Le temps chez Ingmar Bergman (Les Fraises sauvages et autres films)
Le temps (indissociablement associé à l’inéluctabilité de la mort) a hanté Bergman (1918-2007). Souvent sous l’apparence du temps mesuré, avec le tic-tac de pendules – généralement rococo comme celles d’Une leçon d’amour (1954), de Sourires d’une nuit d’été (1955) ou de Cris et Chuchotements (1972). Ce film, l’un des plus célèbres du réalisateur suédois, débute selon Jacques Aumont ainsi :
« Pas de musique, sinon celle d’une lumière qui filtre à travers les ramures, et qu’on sent être la lumière de l’aube d’un jour d’été, au pays où les jours d’été sont infiniment longs. Lumière légèrement dorée du soleil de quatre heures du matin : nous l’apprenons en entrant dans la vaste maison bourgeoise où règnent les pendules. Plans de plus en plus gros sur leurs aiguilles, sur leurs ors – jusqu’à ce plan sur un cadran singulier, où elles se tiennent dans la position artificielle des étalages d’horlogers, à dix heures dix, immobiles. C’est la pendule de la pièce où repose la mourante (Agnès, interprétée par Harriet Andersson), et elle est déjà arrêtée, signifiant la mort avant même que le récit ait commencé (…). Dans la pièce où la pendule a été arrêtée, une femme en chemise de nuit dort, alanguie, sur un fauteuil. Une autre, dont le corps au contraire dans le sommeil se tord et semble ne pas trouver de repos, est dans le lit, à côté. Elle s’éveille, on voit ses yeux très rouges, son visage respire la souffrance. Elle inscrit quelques mots dans son journal, pour nous le confirmer. Puis, elle va remettre la pendule en marche et se recouche[1] ».

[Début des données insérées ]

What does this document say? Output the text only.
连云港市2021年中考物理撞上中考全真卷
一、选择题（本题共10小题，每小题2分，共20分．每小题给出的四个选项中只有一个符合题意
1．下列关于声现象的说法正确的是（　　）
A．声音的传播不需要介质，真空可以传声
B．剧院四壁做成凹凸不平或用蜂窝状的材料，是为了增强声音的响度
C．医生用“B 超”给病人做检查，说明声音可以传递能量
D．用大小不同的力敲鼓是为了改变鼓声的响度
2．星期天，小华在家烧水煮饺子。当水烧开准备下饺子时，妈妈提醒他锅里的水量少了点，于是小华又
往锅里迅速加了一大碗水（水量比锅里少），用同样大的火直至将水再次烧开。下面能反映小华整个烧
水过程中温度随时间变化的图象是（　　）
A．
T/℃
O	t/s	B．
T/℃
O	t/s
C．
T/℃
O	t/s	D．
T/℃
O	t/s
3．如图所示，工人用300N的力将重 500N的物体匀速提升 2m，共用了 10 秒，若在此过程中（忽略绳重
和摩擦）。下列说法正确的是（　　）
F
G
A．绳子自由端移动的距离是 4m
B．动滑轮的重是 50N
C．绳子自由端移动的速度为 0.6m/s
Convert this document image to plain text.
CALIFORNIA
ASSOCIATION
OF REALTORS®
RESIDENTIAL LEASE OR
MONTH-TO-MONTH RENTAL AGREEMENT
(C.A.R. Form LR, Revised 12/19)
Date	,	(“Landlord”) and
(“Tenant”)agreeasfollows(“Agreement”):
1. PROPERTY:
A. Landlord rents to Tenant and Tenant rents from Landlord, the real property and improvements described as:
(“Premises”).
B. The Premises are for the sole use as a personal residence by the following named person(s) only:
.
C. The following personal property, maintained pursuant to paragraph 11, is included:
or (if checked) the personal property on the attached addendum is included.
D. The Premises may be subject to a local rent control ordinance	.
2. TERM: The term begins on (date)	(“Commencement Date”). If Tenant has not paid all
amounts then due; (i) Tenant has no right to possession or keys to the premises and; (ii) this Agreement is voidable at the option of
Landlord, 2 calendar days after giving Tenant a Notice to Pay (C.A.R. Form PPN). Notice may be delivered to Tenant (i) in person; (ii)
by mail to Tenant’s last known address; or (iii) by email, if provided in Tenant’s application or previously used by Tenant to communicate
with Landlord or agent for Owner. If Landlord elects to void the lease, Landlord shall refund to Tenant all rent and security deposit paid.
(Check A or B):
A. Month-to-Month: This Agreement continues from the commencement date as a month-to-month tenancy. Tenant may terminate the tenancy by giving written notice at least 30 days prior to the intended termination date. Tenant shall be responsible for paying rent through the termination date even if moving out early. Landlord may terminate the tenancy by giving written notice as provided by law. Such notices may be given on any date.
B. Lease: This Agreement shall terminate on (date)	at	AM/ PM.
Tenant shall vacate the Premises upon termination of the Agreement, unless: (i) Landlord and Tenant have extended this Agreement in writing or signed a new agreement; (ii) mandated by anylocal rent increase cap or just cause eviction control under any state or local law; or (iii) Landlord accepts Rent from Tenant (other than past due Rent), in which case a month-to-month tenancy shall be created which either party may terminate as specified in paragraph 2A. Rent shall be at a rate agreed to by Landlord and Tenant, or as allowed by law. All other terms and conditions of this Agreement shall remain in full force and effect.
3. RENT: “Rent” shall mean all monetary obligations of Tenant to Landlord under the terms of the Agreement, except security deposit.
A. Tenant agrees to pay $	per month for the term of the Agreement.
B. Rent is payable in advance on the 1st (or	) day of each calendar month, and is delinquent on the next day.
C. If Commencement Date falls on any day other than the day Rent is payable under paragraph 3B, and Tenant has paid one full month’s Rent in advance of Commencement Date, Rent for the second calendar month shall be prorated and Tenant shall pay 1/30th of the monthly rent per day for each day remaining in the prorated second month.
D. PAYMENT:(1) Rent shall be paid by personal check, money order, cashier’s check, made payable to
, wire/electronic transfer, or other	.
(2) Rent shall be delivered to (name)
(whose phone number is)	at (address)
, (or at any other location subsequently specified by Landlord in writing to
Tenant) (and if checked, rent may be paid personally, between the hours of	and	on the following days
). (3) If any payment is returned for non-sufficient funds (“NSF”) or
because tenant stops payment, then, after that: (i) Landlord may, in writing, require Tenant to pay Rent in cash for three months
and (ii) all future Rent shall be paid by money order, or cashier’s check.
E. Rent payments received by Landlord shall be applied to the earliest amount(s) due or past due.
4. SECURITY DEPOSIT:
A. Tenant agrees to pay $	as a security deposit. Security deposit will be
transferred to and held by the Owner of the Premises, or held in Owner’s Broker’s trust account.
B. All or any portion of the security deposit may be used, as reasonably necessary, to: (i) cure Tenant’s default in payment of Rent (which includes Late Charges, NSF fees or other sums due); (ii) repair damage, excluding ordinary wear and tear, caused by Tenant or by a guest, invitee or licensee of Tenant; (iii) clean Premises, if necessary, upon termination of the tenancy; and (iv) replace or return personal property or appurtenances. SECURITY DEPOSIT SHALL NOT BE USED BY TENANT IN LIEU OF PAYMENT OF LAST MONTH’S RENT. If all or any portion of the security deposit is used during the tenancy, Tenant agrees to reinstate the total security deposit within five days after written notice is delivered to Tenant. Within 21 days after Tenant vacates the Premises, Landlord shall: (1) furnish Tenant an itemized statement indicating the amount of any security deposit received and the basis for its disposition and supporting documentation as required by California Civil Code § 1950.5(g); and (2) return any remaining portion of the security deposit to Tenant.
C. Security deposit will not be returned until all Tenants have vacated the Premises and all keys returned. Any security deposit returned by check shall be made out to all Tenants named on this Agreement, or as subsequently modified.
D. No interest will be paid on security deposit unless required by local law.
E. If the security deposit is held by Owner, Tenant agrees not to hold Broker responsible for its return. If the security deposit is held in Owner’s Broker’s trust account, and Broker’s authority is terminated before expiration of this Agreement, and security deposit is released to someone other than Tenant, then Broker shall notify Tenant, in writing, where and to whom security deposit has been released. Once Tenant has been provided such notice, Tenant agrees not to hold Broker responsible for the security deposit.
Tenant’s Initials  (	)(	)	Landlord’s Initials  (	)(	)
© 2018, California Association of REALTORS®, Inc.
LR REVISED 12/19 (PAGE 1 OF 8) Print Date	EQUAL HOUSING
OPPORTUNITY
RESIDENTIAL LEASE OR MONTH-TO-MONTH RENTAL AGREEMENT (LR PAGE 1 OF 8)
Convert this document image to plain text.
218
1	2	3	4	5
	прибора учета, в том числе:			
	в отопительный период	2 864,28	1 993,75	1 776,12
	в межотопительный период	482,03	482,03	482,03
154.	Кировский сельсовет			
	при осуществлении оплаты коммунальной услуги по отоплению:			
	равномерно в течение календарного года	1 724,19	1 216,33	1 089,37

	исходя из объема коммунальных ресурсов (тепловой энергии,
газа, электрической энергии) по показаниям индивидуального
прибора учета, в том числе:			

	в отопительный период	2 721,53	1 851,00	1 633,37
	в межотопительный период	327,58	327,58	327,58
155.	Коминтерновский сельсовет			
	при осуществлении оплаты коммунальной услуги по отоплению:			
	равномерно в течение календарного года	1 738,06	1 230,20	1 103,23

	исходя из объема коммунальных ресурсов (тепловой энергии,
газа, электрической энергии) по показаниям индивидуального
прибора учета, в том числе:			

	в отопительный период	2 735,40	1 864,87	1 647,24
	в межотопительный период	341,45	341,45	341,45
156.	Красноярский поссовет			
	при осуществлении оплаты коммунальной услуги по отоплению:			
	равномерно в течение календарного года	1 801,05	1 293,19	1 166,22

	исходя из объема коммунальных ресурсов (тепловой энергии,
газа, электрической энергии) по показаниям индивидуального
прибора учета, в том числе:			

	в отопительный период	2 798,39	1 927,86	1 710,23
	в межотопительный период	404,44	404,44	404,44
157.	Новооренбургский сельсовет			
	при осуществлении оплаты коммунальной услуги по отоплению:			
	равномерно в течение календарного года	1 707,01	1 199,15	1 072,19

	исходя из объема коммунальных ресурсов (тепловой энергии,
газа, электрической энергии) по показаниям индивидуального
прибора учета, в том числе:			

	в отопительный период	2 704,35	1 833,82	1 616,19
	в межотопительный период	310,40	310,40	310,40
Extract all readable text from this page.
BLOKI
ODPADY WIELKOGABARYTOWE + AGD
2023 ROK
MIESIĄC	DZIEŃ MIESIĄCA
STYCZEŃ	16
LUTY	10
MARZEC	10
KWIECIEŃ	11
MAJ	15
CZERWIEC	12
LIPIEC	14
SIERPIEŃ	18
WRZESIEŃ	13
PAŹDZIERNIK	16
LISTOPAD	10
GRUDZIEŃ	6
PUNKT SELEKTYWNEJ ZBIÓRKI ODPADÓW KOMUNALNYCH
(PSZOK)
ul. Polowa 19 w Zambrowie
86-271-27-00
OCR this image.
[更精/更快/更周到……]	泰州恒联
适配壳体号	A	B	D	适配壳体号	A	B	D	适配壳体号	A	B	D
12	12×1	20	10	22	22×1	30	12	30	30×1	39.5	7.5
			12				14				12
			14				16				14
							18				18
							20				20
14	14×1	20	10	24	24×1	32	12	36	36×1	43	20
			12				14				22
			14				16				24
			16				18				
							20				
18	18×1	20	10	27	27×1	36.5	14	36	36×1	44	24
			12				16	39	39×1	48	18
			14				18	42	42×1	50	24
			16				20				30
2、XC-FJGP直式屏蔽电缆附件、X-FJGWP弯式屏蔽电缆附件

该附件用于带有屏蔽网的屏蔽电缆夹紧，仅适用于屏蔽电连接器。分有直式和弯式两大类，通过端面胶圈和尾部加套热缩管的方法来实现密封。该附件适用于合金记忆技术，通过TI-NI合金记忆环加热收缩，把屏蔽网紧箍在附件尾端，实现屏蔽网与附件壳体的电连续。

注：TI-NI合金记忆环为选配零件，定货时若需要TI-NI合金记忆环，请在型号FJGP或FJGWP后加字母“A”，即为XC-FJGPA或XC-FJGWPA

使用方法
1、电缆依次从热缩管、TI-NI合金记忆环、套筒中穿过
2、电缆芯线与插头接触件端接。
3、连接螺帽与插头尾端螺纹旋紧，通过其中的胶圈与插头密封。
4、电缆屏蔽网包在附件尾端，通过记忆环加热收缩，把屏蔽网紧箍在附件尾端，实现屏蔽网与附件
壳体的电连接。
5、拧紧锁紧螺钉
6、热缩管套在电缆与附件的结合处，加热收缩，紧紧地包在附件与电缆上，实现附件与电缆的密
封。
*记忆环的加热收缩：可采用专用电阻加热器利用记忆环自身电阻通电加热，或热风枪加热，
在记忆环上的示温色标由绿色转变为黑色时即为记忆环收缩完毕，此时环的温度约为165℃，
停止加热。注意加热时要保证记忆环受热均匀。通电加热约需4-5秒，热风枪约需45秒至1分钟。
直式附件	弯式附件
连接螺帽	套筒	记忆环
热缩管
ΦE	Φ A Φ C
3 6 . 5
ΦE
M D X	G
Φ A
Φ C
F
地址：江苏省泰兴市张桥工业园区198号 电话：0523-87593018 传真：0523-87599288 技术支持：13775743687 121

Pareillement dans le salon de la grand-mère Helena Ekdahl retentit, dans Fanny et Alexandre (1982), le tintement des pendules. Dans d’autres films c’est parfois un simple bruit, pouls sanguin ou battement de métronome : « Le générique du Silence (1963) a pour toute musique un monotone tic-tic, sons égaux et également espacés, temps indifférencié, déjà sans vie propre ; on réentendra le même dans De la vie des marionnettes (1980), le sens en sera alors patent ; entre-temps, on l’aura entendu dans Persona (1966), dans Une passion (1969), toujours associé au suspens du temps, au vide, à l’inéluctable fuite des secondes[2] ». Dans l’extraordinaire L’Heure du loup (1968), les secondes sont même comptées, à part soi mais sous nos yeux, par le peintre Johan (Max von Sydow) qui veut savoir ce que c’est l’écoulement d’une minute…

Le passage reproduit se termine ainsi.